Ce n’est que dans la collaboration des masses laborieuses de tous les pays en faveur de la paix que réside dès maintenant, durant la guerre, le salut de l’humanité. Nulle part ces masses n’ont voulu la guerre, nulle part elles ne la veulent. Doivent-elles, ayant au cœur la haine de la guerre, continuer à s’entredéchirer ? Aucun peuple ne doit commencer à parler de paix, eh bien, qu’ils en parlent tous en même temps. Et celui qui le premier en parlera montrera de la force, non de la faiblesse, et récoltera gloire et gratitude. Chaque socialiste doit agir aujourd’hui dans son pays en tant que combattant de classe et annonciateur de la fraternité internationale, dans la pleine confiance que chaque mot qu’il dira en faveur du socialisme, en faveur de la paix, chaque acte qu’il accomplira dans ce sens, suscitera les mêmes paroles et les mêmes actes dans les autres pays, jusqu’à ce que la flamme de la volonté de paix brille, claire, sur l’Europe.

L’exemple, que vous et nos frères russes et serbes, avez donné au monde, sera imité là où la social-démocratie est encore prise dans le filet des classes dirigeantes. Et je suis certain que la masse des ouvriers anglais se ralliera aux vaillantes troupes de l’ILP. Dès aujourd’hui, les sentiments de la classe ouvrière allemande aussi sont beaucoup plus proches qu’on ne le croit généralement d’une telle attitude. Elle manifestera sa volonté avec de plus en plus de fougue à mesure qu’elle percevra l’écho de son cri de paix dans les autres pays. Ainsi fera son chemin, dans le prolétariat de tous les pays en guerre, la résolution d’imposer, au moyen d’une action internationale, une paix dans le sens du socialisme, une paix qui ne soit pas fondée sur la haine, mais sur la fraternité, non sur la violence, mais sur la liberté, et qui porte en soi la certitude de durer.

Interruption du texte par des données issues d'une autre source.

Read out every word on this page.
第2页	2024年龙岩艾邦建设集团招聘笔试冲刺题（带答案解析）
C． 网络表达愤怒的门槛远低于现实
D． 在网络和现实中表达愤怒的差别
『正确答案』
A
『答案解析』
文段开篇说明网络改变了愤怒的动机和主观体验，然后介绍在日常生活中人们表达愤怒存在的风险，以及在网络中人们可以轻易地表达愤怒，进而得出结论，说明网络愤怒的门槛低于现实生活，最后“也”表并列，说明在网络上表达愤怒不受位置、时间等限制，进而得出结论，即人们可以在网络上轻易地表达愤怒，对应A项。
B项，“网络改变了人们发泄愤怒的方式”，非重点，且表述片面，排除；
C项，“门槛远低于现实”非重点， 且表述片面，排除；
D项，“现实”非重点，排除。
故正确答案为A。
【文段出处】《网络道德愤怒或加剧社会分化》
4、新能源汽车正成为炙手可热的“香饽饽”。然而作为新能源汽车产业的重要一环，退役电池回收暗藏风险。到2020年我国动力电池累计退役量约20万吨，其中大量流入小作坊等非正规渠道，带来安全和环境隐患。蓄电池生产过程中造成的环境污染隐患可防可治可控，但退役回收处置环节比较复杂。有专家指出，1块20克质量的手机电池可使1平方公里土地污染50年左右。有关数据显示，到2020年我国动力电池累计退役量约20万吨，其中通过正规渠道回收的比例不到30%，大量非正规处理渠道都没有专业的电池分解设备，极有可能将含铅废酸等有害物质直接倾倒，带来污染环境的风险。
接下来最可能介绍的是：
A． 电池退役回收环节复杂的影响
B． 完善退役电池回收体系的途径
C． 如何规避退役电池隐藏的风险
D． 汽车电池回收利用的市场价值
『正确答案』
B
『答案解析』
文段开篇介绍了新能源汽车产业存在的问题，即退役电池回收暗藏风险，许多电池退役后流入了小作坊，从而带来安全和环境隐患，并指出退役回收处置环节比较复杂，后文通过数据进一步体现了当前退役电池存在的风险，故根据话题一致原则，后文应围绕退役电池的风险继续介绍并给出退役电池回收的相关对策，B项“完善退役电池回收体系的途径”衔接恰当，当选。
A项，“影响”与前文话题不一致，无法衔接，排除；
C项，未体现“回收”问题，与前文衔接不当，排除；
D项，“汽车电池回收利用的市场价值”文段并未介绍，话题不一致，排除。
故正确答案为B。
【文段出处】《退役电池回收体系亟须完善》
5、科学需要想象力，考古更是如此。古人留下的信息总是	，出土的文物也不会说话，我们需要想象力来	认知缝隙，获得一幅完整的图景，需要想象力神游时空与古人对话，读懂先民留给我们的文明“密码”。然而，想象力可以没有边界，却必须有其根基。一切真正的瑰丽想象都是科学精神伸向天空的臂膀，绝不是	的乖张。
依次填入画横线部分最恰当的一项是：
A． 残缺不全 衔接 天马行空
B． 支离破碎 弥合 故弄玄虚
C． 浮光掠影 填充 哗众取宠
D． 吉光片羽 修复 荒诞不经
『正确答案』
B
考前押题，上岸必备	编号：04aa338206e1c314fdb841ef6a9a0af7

Ainsi l’Internationale, en luttant et en réparant d’anciennes fautes, ressuscitera-t-elle pendant la guerre mondiale. Ainsi devra-t-elle ressusciter, mais en tant qu’Internationale nouvelle, accrue non seulement en force extérieure, mais en force révolutionnaire intérieure, en clarté, en disposition à surmonter tous les dangers de l’absolutisme, de la diplomatie secrète et des complots capitalistes contre la paix.

Prolétaires de tous les pays, unissez-vous ! Guerre à la guerre !

Salutations socialistes.

Karl Liebknecht, Berlin, décembre 1914. »2

1 L’Independent Labour Party (Parti travailliste indépendant), était un des partis britanniques membres de l’Internationale socialiste. Opposé à la guerre, l’ILP publiait le journal socialiste Labour Leader où fut publié ce texte.

2 Karl Liebknecht, Militarisme, guerre, révolution, p. 134-135.